By that Winter, I’d fallen in love with the old house and its poor condition bothered me. Two of my housemates went south for the holidays and then on to Florida, leaving the last family member and me there alone for several weeks. The ceramics shop closed for the Winter, so I began undertaking projects to stay busy. With the help of a friend from town, I tore down two bedroom ceilings and hung new ones. We stored the materials in the unused fifth bedroom. One day I was dragging sheetrock out of that room while trying to keep the dogs from running the passage to the apartment beyond. Irritated, I said out loud, “If you want to help me, you could open and close these doors for me so I don’t have to struggle with the dogs!” The door in front of me opened wide. I quickly pulled the sheetrock through, and the door closed behind me. The dogs were standing still at the top of the stairs. All my hair stood on end and my bravado fell. I left the sheetrock there in the hallway and ran downstairs. That night I slept on the couch in the living room.

Over the months that I lived in the mansion I saw and heard many unexplainable things but my housemates didn’t want to talk about them. My curiosity was dismissed every time I brought up the subject. Meanwhile, the events kept going on, often when it was only myself in the house. At night, I heard a string of notes from the piano when I had put the keyboard cover down. While eating breakfast, my dish moved away from me; I watched it slide from under the newspaper I was holding and across the table. I’d hear footsteps on the stairs in front of me when there was no visible person to make them. Faint big band music played- “Begin the Beguine” most often- while cooking in the kitchen. I could never tell what direction it came from. A voice here and there, most were murmurs, but I distinctly heard a woman’s voice say, “No, not there,” while I was reorganizing a pantry. When I was painting the second floor porch I heard a man clearly say, “That’s nice.” I turned and looked through the doorway down the hall but there was nobody else in the house. As these things became an every day occurrence, I’d just say, “Okay…” or “Hello!” and carry on with what I was doing. Whoever or whatever was around me seemed to mean no harm. In fact, once I slipped at the top of the main staircase and what I can only describe as an air cushion stopped me from falling. I was often spooked in that place, but never felt threatened. One can grow used to living in a haunted house and I did. I even liked it.
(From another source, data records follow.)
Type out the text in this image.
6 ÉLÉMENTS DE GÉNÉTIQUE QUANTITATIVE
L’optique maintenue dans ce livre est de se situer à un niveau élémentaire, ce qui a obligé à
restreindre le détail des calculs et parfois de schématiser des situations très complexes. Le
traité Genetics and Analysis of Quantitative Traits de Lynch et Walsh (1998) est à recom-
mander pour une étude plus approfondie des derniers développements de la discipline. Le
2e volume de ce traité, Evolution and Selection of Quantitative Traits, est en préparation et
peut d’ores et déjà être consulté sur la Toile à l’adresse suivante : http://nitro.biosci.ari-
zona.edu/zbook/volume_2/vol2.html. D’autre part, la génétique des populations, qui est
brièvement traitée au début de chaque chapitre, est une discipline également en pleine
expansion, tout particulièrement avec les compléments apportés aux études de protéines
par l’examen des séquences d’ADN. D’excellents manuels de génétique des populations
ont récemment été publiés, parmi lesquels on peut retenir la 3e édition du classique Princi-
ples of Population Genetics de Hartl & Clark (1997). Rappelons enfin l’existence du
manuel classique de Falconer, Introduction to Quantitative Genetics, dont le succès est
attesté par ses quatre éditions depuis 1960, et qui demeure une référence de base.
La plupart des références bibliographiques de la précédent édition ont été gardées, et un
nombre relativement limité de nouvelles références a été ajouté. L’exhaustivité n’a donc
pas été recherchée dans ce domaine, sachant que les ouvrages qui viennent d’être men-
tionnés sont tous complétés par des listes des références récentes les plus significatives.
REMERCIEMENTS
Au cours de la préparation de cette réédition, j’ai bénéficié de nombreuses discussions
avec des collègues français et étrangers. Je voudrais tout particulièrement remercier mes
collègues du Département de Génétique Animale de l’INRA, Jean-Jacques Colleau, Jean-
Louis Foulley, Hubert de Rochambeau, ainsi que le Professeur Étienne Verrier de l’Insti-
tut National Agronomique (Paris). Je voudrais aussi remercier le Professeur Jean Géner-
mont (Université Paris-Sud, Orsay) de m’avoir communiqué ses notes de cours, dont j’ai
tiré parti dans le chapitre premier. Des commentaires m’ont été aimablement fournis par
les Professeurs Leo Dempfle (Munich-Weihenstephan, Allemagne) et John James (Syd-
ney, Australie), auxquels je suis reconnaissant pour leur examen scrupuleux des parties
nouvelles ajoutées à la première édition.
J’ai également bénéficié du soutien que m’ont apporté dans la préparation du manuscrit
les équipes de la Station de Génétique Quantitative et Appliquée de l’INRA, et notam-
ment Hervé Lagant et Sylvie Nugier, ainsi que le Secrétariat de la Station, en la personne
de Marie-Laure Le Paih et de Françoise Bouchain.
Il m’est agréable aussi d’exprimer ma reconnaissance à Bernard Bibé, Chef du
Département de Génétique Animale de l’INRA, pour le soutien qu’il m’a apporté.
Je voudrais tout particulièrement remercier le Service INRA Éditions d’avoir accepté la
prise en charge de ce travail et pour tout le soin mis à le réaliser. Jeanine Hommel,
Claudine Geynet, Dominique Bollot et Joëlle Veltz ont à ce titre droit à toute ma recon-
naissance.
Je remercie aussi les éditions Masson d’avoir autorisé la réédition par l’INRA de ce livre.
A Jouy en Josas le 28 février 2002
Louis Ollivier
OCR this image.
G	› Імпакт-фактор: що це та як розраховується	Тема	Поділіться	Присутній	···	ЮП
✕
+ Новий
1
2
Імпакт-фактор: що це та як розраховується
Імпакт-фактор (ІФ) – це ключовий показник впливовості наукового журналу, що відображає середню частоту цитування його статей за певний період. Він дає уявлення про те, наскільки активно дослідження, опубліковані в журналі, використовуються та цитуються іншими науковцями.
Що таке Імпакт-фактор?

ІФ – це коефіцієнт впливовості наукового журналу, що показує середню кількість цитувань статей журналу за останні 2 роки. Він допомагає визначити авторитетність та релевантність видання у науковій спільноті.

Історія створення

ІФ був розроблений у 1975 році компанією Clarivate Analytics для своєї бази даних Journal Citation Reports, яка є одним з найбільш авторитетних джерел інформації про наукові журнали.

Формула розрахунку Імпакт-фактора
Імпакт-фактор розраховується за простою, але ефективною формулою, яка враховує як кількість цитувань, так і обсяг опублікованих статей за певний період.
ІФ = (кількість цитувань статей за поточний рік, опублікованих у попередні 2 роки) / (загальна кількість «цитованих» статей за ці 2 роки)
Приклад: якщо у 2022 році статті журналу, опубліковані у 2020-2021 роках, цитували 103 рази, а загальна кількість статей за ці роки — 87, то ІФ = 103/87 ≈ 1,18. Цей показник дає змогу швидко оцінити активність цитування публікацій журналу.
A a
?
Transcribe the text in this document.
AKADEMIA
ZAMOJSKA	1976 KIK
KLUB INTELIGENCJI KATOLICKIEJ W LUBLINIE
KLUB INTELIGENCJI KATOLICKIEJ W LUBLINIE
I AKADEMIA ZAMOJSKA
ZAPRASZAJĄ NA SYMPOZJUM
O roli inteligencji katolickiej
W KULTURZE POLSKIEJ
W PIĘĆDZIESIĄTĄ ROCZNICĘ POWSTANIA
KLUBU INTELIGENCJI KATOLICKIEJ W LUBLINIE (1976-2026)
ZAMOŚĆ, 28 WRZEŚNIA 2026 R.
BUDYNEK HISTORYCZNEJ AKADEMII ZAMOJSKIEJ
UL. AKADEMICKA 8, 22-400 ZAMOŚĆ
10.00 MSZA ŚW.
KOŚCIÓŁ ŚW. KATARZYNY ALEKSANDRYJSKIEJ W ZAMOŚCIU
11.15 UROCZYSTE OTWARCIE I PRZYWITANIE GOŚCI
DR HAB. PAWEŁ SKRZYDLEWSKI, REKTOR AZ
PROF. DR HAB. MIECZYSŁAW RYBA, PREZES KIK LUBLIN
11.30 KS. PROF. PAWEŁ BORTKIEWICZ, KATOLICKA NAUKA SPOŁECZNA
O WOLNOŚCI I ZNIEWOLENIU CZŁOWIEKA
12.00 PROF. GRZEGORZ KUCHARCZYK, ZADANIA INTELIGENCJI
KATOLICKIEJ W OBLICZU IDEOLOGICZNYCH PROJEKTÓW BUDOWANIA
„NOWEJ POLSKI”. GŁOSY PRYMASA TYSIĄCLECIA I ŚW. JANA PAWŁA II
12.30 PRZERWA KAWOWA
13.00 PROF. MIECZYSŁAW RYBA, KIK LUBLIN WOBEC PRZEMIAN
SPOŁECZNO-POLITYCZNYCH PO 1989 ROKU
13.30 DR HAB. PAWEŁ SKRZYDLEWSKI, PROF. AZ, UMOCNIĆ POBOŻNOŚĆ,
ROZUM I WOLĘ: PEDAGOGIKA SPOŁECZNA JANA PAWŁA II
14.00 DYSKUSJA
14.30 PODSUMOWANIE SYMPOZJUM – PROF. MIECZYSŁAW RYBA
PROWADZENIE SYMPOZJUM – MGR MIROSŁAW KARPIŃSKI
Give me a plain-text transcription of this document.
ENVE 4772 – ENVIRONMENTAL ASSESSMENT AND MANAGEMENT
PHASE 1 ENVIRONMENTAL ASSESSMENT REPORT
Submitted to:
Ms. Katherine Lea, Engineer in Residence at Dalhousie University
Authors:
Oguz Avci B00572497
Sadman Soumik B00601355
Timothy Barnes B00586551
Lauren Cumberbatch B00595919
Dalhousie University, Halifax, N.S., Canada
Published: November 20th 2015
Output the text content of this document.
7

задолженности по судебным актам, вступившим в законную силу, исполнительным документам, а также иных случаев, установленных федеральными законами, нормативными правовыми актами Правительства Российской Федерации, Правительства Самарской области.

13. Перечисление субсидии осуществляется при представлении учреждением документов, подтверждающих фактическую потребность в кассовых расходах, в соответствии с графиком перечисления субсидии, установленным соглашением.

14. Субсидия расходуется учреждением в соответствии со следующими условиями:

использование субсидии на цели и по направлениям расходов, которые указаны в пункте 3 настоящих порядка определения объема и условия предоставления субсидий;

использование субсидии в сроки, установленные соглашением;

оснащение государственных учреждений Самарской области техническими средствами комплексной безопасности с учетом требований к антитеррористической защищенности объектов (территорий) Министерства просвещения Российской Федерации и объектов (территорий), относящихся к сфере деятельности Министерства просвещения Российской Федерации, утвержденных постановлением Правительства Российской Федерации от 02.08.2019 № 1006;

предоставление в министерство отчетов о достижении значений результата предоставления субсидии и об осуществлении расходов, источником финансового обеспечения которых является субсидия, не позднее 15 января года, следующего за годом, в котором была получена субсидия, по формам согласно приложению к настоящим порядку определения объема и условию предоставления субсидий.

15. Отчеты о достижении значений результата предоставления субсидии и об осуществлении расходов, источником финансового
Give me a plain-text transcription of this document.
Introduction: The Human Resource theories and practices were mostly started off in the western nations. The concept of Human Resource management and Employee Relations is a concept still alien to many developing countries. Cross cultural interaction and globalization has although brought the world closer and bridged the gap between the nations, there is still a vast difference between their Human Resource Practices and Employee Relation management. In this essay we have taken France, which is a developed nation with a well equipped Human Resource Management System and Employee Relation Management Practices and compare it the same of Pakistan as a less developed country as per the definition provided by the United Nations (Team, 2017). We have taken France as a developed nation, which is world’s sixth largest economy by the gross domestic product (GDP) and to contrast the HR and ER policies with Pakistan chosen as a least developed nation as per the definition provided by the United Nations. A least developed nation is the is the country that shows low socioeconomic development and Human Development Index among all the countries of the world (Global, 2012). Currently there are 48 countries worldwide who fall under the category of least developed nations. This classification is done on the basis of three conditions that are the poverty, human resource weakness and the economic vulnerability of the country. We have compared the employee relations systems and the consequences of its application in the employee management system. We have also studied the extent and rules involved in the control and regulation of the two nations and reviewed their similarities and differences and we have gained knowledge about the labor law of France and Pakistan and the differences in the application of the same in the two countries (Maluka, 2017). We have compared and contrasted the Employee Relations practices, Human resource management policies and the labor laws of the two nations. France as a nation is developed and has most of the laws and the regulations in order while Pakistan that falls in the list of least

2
I left the mansion in 1998 and haven’t been back since. The last family member to own the home died some years later and his inheritors sold it to a couple who wanted it for a bed and breakfast. They called in an investigative team, to find out what was going on around them as they renovated. The investigators captured several “EVPs”- electronic voice phenomena. One of those voices captured sounded uncannily like the family member I knew. Others seemed not as friendly as those energies I encountered. From the photos on their website, the house looks lovely now.
All these years later that house stays in my thoughts. From my experiences, and now the captured evidence, I’ll swear the mansion is genuinely haunted. The things I witnessed there were far and away more tangible than anything the Spiritualists I knew ever witnessed. It’s a house Shirley Jackson would have loved. Whatever walks at that mansion does not walk alone. There are too many of them.